SEO — search engine optimization — is one of those terms that sounds more complicated than it is. Beneath the jargon, it's a simple idea: making your website easier for people to find when they search for what you offer.
This guide covers what actually moves the needle for a small service business. No technical expertise required.
What SEO actually means
When someone searches "electrician in Gothenburg" on Google, Google's job is to return the most relevant and trustworthy results. SEO is the process of making your website one of those results.
Google looks at hundreds of signals to decide which sites to show. Most of them fall into three categories:
Relevance — Does your website actually mention what the person searched for? Does the content match what they need?
Authority — Do other websites link to yours? Do people click your site from search results and stay there?
Experience — Does your site load quickly? Does it work on mobile? Is the content easy to read?
Most small business websites fail on relevance first — not because the business isn't relevant, but because the website never clearly states what it does, where, and for whom.
Why it matters for small businesses
For a small service business, being visible in local search is one of the most valuable marketing channels available. It's free, it's ongoing, and the people searching are actively looking to hire someone.
Consider: if you're a plumber in Uppsala and someone searches "plumber Uppsala emergency," the three businesses that appear at the top of that search get nearly all the clicks. The rest get almost nothing.
The good news: local SEO is less competitive than national SEO. You're not competing with every plumber in Sweden — you're competing with a handful of local companies. That's a winnable game with some basic effort.
The basics: title, description, headings
Page title — This is the blue link text that appears in Google search results. It should describe what the page is about in plain language. "Plumber Uppsala — Fast emergency callout | Jens VVS" is better than "Home | Jens VVS."
Meta description — The short paragraph below the title in search results. It doesn't affect ranking directly but influences whether people click. Write it like an ad for the page: specific, direct, and with a reason to click.
H1 heading — The main headline on each page. There should be one per page, and it should include your service and location. "Emergency plumber in Uppsala" as your homepage H1 is better than "Welcome."
Content — Write about your services in natural language. Answer questions customers actually ask. If people search "how much does a plumber cost in Uppsala," writing a page that honestly answers that question is worth more than any technical SEO trick.
Local SEO — the secret weapon
Local SEO is the subset of SEO that focuses on map results and location-specific searches. For most small service businesses, this is more important than general SEO.
Google Business Profile — Set this up first. It's free and it's what controls your appearance in Google Maps and the "local pack" (the map with three businesses that appears at the top of many local searches). Fill in every field: address, hours, phone number, services, photos. Ask happy customers to leave reviews.

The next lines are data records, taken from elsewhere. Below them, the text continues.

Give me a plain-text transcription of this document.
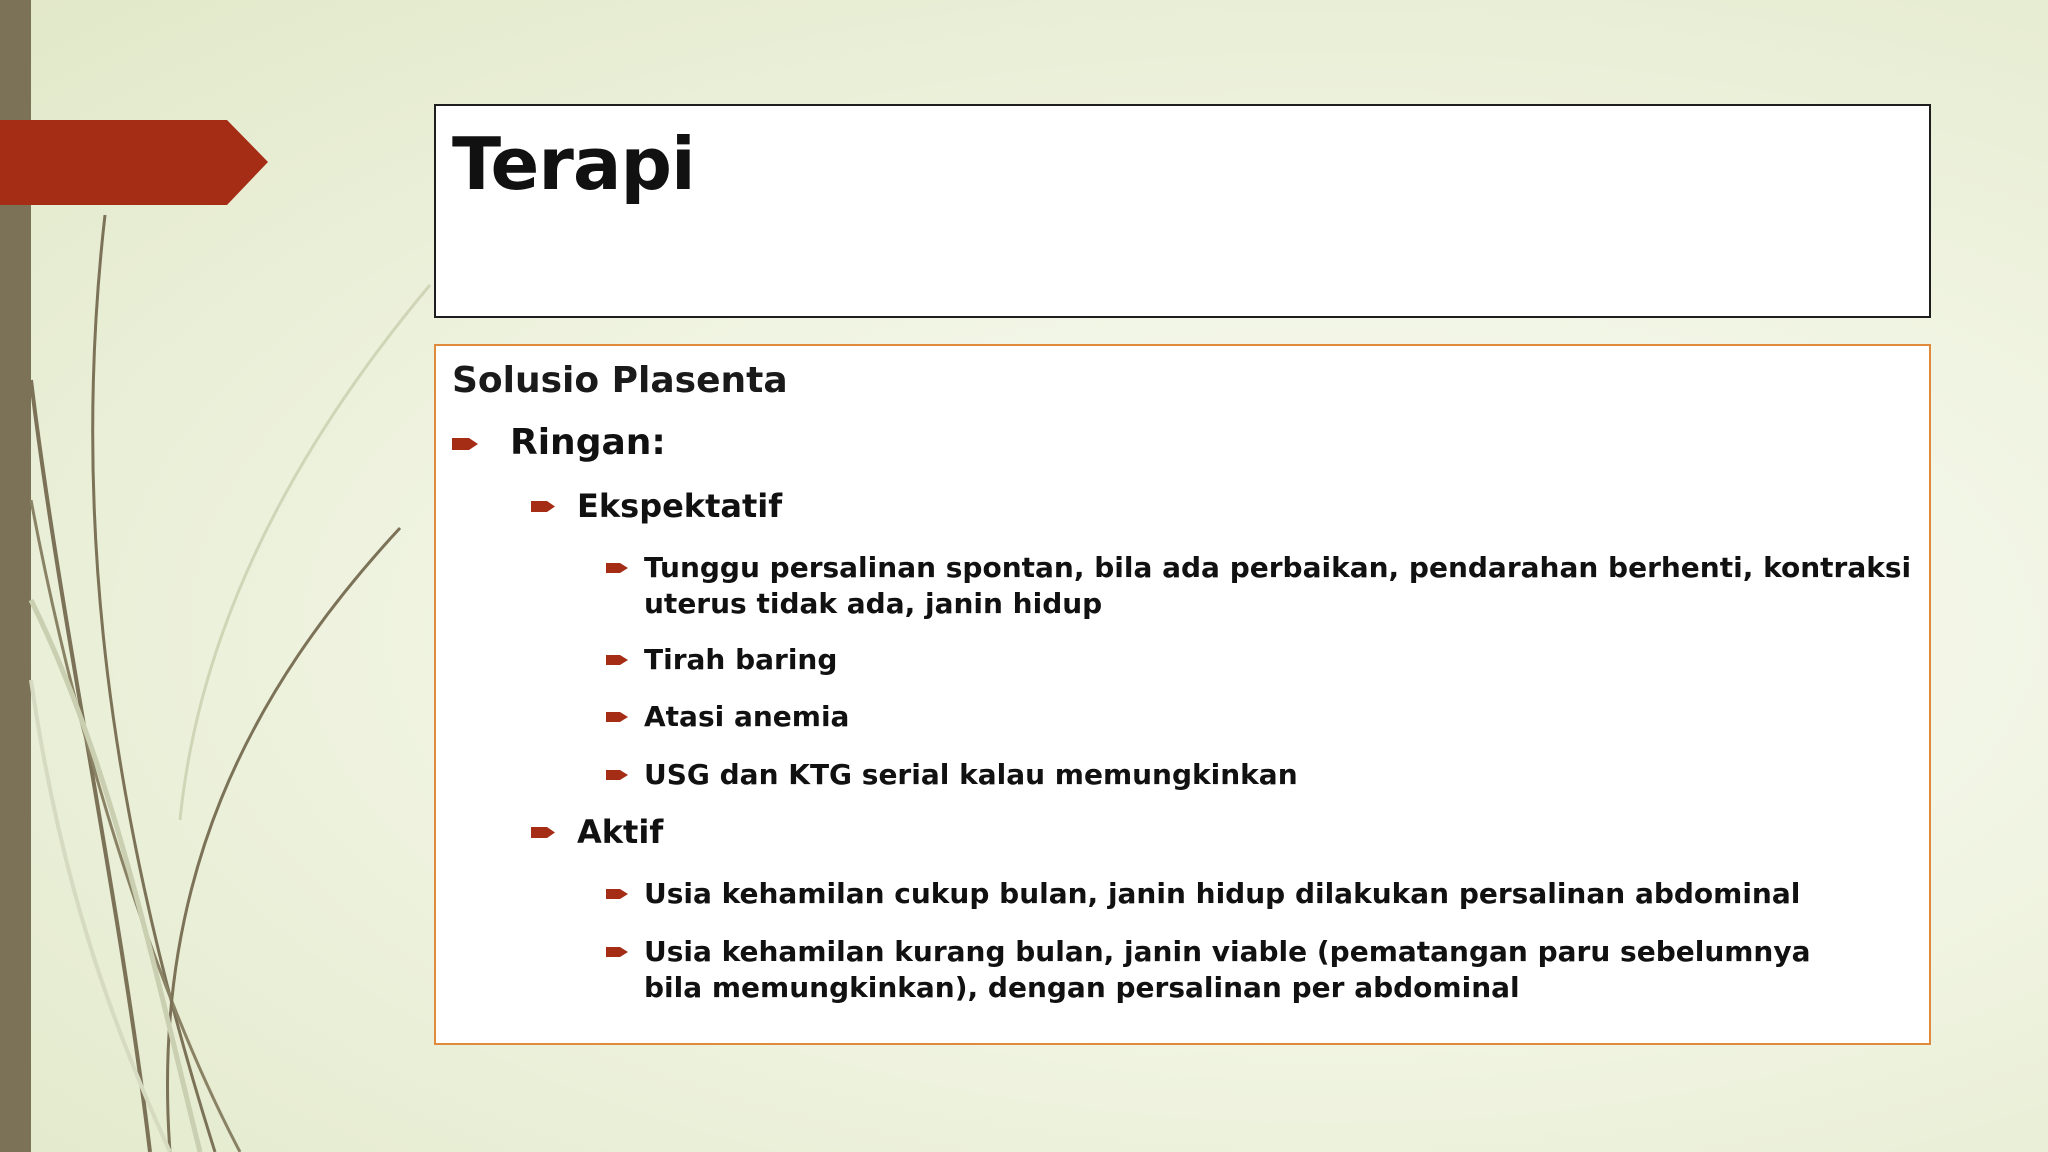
Terapi
Solusio Plasenta
Ringan:
Ekspektatif
Tunggu persalinan spontan, bila ada perbaikan, pendarahan berhenti, kontraksi uterus tidak ada, janin hidup
Tirah baring
Atasi anemia
USG dan KTG serial kalau memungkinkan
Aktif
Usia kehamilan cukup bulan, janin hidup dilakukan persalinan abdominal
Usia kehamilan kurang bulan, janin viable (pematangan paru sebelumnya bila memungkinkan), dengan persalinan per abdominal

NAP consistency — Your Name, Address, and Phone number should be identical everywhere online: your website, Google Business Profile, Facebook, Yelp, and any directories you're listed on. Inconsistencies confuse Google.
Service area pages — If you serve multiple towns or neighborhoods, a page for each location (e.g., "Plumber in Knivsta" and "Plumber in Enköping") helps you appear in searches for each area.
How fast your site loads matters
Page speed affects both your Google ranking and your conversion rate. A site that takes 4 seconds to load on mobile loses a significant portion of visitors before they see anything.
The biggest causes of slow loading:
- Large, uncompressed images
- Too many third-party scripts (chat widgets, analytics, advertising tools)
- Cheap hosting that can't handle traffic spikes
Most modern website builders handle image compression and hosting quality automatically. If you're on a self-hosted WordPress site, you'll need to manage this more actively.
Google's PageSpeed Insights tool (free, at pagespeed.web.dev) shows you your site's speed score and specific things to fix.
Getting other sites to link to you
Links from other websites to yours are one of the strongest signals of credibility in Google's eyes. This is called "link building," and it doesn't have to be complicated.
Start local:
- Local newspaper or business journals — a story about your business often includes a link
- Local business directories and chambers of commerce
- Supplier and partner websites
- Industry associations
Create something worth linking to:
- A genuinely useful guide about your trade
- A local resource (like a maintenance checklist specific to your climate)
- Case studies or before-and-after project photos
You don't need hundreds of links. A dozen high-quality links from reputable local sources is more valuable than hundreds of low-quality directory listings.
What to focus on first
Don't try to do everything at once. In order of impact for a small service business:
- Set up Google Business Profile — biggest single impact on local visibility
- Write clear page titles with your service and location — five minutes per page
- Make sure your phone number is visible without scrolling — more immediate impact on calls than any SEO tactic
- Ask three recent customers for a Google review — reviews are one of the strongest local ranking signals
- Check your site loads in under 3 seconds on mobile — use PageSpeed Insights
- Write at least one page that answers a question your customers ask — "How much does X cost in [your town]" is a reliable starting point
SEO is a slow game. Results from these changes typically take 3–6 months to fully show up. But they compound over time — a site that's been consistently optimized for two years is very hard to displace from the top of local results.